Leaves usually 3-lobed, rarely entire or sometimes 5—7-lobed, 1½′ in diameter; petioles stout, ½′—⅔′ in length. Flowers appearing in July in great profusion on short spur-like lateral branchlets. Fruit 1′ long; seeds very dark red-brown, about 3/16′ long.

A tree, 20°—30° high, with a short trunk 12′—14′ in diameter, stout rigid branches spreading almost at right angles, and stout terete branchlets thickly coated when they first appear with rufous pubescence, becoming glabrous and light red-brown; more often a low intricately branched shrub. Bark of the trunk rarely more than ¼′ thick, deeply furrowed, the dark red-brown surface broken into numerous short thick scales. Wood hard, heavy, close-grained, dark brown tinged with red, with thick lighter colored sapwood. The mucilaginous inner bark is sometimes used domestically in poultices.

Distribution. Lower slopes of the California mountains; western base of Mt. Shasta to the San Pedro Mártir Mountains, Lower California; nowhere common west of the Sierra Nevada, but of its largest size on their western foothills; most abundant east of the Sierra Nevada in the region of the Mohave Desert, growing as a low shrub and sometimes forming thickets several acres in extent.

Occasionally cultivated in western and southern Europe as an ornamental plant.

XLI. THEACEÆ.

Trees or shrubs, with simple alternate leaves, without stipules. Flowers perfect, regular, hypogynous; sepals and petals 5, imbricated in the bud; stamens numerous; anthers 2-celled, the cells opening longitudinally; pistil of 3—5 united carpels; ovary 3—5-celled; styles as many as the cells of the ovary, partly united. Fruit capsular; embryo with large cotyledons.
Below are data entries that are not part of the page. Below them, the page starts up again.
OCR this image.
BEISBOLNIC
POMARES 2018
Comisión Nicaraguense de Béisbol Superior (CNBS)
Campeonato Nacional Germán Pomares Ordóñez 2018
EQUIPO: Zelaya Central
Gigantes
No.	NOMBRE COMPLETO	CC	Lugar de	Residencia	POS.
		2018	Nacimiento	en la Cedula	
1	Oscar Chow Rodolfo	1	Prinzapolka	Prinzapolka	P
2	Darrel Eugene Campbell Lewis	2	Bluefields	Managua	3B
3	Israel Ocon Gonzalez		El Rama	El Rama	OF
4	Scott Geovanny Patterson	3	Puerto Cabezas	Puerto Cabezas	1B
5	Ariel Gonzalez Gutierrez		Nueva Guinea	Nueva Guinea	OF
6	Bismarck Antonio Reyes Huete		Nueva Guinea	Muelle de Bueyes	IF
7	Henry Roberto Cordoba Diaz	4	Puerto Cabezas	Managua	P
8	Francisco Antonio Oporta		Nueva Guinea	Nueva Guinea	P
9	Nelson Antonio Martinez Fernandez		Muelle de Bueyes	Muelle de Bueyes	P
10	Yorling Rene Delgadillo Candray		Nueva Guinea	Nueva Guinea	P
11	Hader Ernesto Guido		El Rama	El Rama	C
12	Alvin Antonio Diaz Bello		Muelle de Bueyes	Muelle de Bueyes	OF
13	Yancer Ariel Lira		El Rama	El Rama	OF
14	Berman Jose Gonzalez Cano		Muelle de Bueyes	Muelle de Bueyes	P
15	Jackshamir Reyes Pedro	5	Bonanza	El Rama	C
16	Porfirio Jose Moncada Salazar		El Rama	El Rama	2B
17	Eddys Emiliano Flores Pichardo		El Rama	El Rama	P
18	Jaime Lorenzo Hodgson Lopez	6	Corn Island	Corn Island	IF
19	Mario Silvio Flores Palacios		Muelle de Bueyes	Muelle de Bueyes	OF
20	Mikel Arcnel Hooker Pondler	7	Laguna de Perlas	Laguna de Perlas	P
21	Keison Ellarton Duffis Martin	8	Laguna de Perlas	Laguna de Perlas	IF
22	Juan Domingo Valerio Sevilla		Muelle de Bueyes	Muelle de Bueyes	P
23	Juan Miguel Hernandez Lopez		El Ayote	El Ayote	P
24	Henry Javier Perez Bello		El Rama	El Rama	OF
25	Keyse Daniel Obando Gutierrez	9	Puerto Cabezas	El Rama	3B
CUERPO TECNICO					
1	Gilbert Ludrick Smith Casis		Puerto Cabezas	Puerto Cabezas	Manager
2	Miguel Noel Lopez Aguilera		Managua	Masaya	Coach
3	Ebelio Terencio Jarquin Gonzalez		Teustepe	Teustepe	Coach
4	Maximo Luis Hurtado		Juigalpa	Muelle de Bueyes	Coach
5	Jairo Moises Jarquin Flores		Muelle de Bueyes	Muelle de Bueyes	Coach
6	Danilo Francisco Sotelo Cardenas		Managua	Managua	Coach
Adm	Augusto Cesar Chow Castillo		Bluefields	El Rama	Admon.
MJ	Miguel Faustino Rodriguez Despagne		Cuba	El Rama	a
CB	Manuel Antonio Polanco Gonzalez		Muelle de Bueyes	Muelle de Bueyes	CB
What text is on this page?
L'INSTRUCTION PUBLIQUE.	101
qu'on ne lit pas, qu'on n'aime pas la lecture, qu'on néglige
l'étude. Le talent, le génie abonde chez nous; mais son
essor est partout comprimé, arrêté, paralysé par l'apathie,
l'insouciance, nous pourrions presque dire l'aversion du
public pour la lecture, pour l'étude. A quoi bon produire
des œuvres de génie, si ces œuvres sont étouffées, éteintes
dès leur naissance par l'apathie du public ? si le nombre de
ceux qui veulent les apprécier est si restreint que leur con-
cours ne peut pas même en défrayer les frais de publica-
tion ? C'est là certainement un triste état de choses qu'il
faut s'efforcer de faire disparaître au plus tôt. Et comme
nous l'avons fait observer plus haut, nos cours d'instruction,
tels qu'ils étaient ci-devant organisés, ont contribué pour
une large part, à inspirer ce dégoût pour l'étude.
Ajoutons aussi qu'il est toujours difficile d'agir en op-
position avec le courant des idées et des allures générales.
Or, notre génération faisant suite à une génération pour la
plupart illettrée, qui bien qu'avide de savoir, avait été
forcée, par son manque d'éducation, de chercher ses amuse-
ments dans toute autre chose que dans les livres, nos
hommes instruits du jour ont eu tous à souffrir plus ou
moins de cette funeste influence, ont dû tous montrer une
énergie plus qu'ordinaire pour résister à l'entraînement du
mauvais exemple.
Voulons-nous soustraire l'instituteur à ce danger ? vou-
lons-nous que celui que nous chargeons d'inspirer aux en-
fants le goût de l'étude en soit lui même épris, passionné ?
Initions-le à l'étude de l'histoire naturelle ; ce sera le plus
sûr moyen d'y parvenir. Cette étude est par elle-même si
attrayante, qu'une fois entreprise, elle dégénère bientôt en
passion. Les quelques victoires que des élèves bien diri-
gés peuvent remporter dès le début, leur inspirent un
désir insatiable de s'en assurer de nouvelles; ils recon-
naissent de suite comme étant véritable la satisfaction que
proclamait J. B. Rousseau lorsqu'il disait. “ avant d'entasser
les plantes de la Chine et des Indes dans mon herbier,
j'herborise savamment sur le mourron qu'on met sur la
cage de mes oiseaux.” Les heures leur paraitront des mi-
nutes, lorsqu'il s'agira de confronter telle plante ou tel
The Camellia family with eighteen genera is principally confined to the tropics of the New World and to southern and eastern Asia. Two genera are represented in the flora of the southern United States, and of these Gordonia is arborescent. Its most important genus, Camellia of eastern Asia, contains the Tea plant, Camellia Thea Link, and several species cultivated for the beauty of their flowers.

1. GORDONIA Ell.

Trees or shrubs, with terete branchlets, with an acuminate terminal bud, slender acuminate naked axillary buds, and watery juice. Leaves pinnately veined, entire or crenate, subcoriaceous and persistent, or thin and deciduous. Flowers axillary, solitary, long-stalked or subsessile; calyx subtended by 2—5 caducous bracts; sepals unequal, rounded, concave, coriaceous, persistent; petals free or slightly united, obovate, concave, white, deciduous; stamens numerous, filaments short, united at base into a fleshy cup adnate to the base of the petals and inserted with them, or long and inserted directly on the petals; anthers introrse, yellow; ovary sessile; style elongated, erect, 5-lobed at the stigmatic apex; ovules 4—8 in each cell, pendulous in 2 series from its inner angle, collateral, anatropous. Fruit a woody oblong or subglobose 5-celled capsule loculicidally 5-valved, with a persistent axis angled by the projecting placentas. Seeds 2—8 in each cell pendulous, flat, without albumen; seed-coat woody, usually produced upward into an oblong wing; embryo mostly straight or oblique, with oblong flat or oblique cotyledons; radicle short, superior.